A German punk guitarist has combined two iconic signature guitars by modding John Mayer’s PRS SE Silver Sky with the circuitry of the Fender Tom Delonge signature Stratocaster. He calls it – what else? – the ‘John DeLonge’.
The instrument was conceived and built by Jannik Köhler (opens in new tab), guitarist and frontman for Stuttgart, Germany pop-punkers The Journey Back (opens in new tab). Köhler is a longtime fan of the original Fender Artist Series Tom DeLonge Strat – a hardtail, single-humbucker take on the Stratocaster – that debuted in 1999, and has owned a Graffiti Yellow model since 2015.
“I always loved the looks, simplicity and flashy color of it and thought it would be just the right thing for the music I play,” says Köhler, recalling his first encounter with the Tom DeLonge Strat.
“I then discovered afterwards that it’s quite sought after and hard to get a hold of now, especially in Germany. After a while, I ordered one from Chicago Music Exchange – all the way to Germany – and kept it ever since.”
Köhler knew he liked PRS guitars and had even previously modded a single-pickup Single Cut, in tribute to Dave Baksh from Sum 41 (pictured above). Melding John Mayer’s Strat-inspired Silver Sky with Tom DeLonge’s signature model seemed like a logical next step.
“When they first announced the Silver Sky I said to myself: if there will ever be an SE version, I’ll combine the Tom DeLonge Strat and Silver Sky,” he recalls. “After they finally announced it, I just went for it. Now that I see how many people liked it, it seems that it was a great idea!”
The build was “pretty simple”, he says, befitting the ultimate utilitarian guitar that inspired it.
“I ordered a few custom Silver Sky pickguards with only one pickup and volume route through a german custom seller,” says Köhler. “But ended up using the pearl one to stick with the original TD look.
“The most difficult part was probably routing the body to fit a humbucker in the bridge position. I routed it with a pretty unconventional tool – as you can see in the pictures – so it took a while, but it was the best I had.”
Once the routing was sorted, Köhler blocked off the Silver Sky’s stock tremolo to emulate the hardtail found on the original Tom DeLonge Strat.
“I'm not a fan of [tremolo systems] for live use, in general,” notes the guitarist. “They always mess with tuning stability and make quick string changes to drop C more or less impossible.”
Finally, Köhler copied the wiring from his Tom DeLonge Strat. His only detour from the original circuit was a push-pull volume control, enabling him to split the coils of the distinctive Seymour Duncan Invader humbucker.

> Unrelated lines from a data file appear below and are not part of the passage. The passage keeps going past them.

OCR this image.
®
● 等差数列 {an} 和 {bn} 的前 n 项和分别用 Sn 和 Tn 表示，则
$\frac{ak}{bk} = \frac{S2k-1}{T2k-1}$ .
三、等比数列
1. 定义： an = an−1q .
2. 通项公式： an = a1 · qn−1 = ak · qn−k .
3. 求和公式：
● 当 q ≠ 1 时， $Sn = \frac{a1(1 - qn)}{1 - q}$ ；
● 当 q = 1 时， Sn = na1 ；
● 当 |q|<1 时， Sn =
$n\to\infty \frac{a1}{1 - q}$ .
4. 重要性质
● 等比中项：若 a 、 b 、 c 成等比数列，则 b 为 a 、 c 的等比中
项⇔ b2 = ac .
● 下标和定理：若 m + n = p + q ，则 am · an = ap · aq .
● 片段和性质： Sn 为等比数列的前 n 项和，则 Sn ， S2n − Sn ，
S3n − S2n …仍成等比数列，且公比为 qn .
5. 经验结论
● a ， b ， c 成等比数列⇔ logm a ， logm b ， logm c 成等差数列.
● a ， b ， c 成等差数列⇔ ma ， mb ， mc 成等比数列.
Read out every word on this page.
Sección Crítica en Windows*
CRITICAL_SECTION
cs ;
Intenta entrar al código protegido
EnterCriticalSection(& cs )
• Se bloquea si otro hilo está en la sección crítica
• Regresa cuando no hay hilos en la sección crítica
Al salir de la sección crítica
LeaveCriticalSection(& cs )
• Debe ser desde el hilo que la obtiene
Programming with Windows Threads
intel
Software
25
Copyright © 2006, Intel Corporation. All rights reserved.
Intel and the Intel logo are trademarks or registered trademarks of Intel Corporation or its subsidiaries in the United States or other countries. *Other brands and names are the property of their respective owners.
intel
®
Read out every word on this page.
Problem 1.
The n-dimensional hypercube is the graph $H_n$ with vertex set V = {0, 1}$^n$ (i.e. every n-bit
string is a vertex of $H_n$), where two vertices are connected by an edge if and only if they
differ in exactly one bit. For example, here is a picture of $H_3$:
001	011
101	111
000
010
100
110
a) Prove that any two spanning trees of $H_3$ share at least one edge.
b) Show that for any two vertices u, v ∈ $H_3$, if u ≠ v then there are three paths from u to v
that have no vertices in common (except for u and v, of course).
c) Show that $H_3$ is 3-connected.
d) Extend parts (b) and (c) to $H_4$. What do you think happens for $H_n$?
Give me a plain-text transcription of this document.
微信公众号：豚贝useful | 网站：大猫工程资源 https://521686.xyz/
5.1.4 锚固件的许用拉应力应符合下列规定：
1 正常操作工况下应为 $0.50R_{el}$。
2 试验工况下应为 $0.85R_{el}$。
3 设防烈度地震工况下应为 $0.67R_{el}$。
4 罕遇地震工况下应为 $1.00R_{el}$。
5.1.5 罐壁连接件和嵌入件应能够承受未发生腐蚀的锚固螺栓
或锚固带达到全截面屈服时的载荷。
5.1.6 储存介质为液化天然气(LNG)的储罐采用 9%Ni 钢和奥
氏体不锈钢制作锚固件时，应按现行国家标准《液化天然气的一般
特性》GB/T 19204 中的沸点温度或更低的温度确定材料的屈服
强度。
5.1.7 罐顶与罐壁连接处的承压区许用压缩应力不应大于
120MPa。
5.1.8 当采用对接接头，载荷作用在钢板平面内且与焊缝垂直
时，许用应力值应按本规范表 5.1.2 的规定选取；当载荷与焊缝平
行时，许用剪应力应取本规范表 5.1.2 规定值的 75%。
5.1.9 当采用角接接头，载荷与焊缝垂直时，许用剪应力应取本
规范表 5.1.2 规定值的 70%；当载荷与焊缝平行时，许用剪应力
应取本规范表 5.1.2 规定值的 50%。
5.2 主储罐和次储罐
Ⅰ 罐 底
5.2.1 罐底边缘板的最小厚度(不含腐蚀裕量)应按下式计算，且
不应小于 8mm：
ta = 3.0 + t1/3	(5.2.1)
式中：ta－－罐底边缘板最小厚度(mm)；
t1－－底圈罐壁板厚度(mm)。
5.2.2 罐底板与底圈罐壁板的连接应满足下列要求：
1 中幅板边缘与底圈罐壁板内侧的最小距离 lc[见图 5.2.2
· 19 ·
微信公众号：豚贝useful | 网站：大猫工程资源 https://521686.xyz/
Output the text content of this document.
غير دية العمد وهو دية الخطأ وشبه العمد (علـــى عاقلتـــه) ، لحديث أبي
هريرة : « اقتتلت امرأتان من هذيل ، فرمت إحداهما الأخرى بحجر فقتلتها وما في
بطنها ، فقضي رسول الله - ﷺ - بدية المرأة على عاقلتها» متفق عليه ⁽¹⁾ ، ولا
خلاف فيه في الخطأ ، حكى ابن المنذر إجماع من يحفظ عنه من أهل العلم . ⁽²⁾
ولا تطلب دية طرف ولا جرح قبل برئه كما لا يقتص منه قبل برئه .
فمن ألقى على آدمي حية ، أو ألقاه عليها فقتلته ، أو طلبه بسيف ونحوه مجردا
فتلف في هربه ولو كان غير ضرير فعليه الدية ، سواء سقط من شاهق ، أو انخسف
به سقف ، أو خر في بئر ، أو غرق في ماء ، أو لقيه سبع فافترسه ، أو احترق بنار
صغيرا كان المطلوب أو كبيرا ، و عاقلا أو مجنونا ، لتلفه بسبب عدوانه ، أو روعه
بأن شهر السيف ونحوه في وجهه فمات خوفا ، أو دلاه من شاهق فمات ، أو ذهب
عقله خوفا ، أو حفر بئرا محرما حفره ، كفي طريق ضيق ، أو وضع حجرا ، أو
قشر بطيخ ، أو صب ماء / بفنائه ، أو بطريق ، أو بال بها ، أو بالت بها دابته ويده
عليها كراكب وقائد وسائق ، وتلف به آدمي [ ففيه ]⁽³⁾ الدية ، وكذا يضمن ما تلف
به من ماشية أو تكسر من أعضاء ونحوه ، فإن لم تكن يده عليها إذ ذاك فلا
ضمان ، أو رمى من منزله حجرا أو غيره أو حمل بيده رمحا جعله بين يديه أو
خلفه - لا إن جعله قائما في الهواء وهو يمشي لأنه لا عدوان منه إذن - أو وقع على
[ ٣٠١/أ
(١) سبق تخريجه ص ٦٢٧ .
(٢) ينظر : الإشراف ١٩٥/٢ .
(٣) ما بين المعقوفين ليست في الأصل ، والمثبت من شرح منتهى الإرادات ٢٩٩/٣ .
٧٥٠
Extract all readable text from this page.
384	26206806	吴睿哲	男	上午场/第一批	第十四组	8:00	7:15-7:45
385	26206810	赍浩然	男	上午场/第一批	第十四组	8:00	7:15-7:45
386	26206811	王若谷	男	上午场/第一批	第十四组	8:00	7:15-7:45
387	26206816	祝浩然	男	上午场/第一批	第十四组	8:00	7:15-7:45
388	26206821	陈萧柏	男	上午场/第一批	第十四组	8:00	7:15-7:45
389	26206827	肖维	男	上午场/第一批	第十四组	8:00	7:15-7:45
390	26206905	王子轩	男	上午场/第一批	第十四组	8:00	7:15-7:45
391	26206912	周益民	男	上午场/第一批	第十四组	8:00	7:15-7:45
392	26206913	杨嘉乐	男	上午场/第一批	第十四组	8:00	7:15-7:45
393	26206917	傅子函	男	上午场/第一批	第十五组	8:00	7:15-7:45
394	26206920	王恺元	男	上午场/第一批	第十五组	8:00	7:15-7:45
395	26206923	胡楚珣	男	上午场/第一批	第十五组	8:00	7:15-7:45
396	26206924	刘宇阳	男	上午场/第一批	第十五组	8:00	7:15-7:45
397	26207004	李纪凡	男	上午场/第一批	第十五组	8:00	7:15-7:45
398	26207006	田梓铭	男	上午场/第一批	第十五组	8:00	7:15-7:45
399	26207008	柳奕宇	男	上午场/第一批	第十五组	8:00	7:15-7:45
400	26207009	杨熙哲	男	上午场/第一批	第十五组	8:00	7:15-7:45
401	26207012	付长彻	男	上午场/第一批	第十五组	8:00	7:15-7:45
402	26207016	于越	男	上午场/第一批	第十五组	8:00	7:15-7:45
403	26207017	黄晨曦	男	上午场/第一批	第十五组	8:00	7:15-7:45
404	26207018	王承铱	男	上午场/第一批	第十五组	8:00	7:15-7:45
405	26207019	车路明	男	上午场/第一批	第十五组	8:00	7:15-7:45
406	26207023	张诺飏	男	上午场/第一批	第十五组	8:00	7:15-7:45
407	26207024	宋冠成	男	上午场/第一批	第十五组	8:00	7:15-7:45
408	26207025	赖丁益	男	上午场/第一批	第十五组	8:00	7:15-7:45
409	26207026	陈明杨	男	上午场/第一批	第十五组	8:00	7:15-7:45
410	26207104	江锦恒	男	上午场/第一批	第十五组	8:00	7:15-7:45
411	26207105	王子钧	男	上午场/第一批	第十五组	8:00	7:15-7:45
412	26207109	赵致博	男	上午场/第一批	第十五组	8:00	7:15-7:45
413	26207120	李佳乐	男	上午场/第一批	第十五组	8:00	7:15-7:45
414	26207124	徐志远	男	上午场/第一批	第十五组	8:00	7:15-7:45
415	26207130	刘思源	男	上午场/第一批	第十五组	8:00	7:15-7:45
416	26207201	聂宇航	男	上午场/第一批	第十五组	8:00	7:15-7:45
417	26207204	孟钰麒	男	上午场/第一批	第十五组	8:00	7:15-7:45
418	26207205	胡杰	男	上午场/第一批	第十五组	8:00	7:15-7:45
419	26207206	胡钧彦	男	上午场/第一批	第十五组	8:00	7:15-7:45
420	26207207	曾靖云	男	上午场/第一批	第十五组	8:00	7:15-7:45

“This was something I always wanted to try to see how it sounds,” says Köhler. “But I couldn’t bring myself to do it to my original Fender, given the crazy prices they go for these days.”
Speaking of prices, Köhler estimates the full cost of the project to have come in under €900 (approx. $955), with the pre-owned SE Silver Sky having accounted for €650 (approx. $690) of that.
“After playing it in its original form for quite a while before modding it, it took some getting used to,” reflects the guitarist. “But it works just like I intended it to. Sound-wise, it gets very close to the original given the electronics are more or less 90 percent identical.
“The addition of the coil-split was also great. I didn’t think I’d get such nice clean sounds out of the very high-output Invader, even when splitting it.”
Köhler says his original Tom DeLonge Strat has a slightly different feel, as you’d expect. “The Fender has one of the best neck profiles on any guitar I’ve ever played,” he adds. “But the Silver Sky neck works very well with the whole concept – and it adds that 22nd fret to the Fender that I always missed.”
No doubt some Mayer devotees will be horrified to see a Silver Sky torn up, but Köhler says he’s pretty relaxed about it. He notes it’s an easy switch to put the original pickguard back in and the ‘John DeLonge’ has already become one of his main touring guitars.
Overall, he reckons the SE Silver Sky is a pretty effective base for mods.
“It’s is a very nice guitar in general, with great potential,” says Köhler. “But even if you don’t go as extreme with the mods and keep it in SSS configuration, I’d suggest swapping the tuners for the USA locking ones and swap the plastic knobs for something a bit more durable. All three cracked on my SE after only a few months of owning/playing it.”
Köhler’s still puzzling out his next step on the mod front, but says he has a few ideas. “I’m tempted to refinish it in yellow, like my Fender in the future,” he says. “Or maybe even try it on the USA Silver Sky!”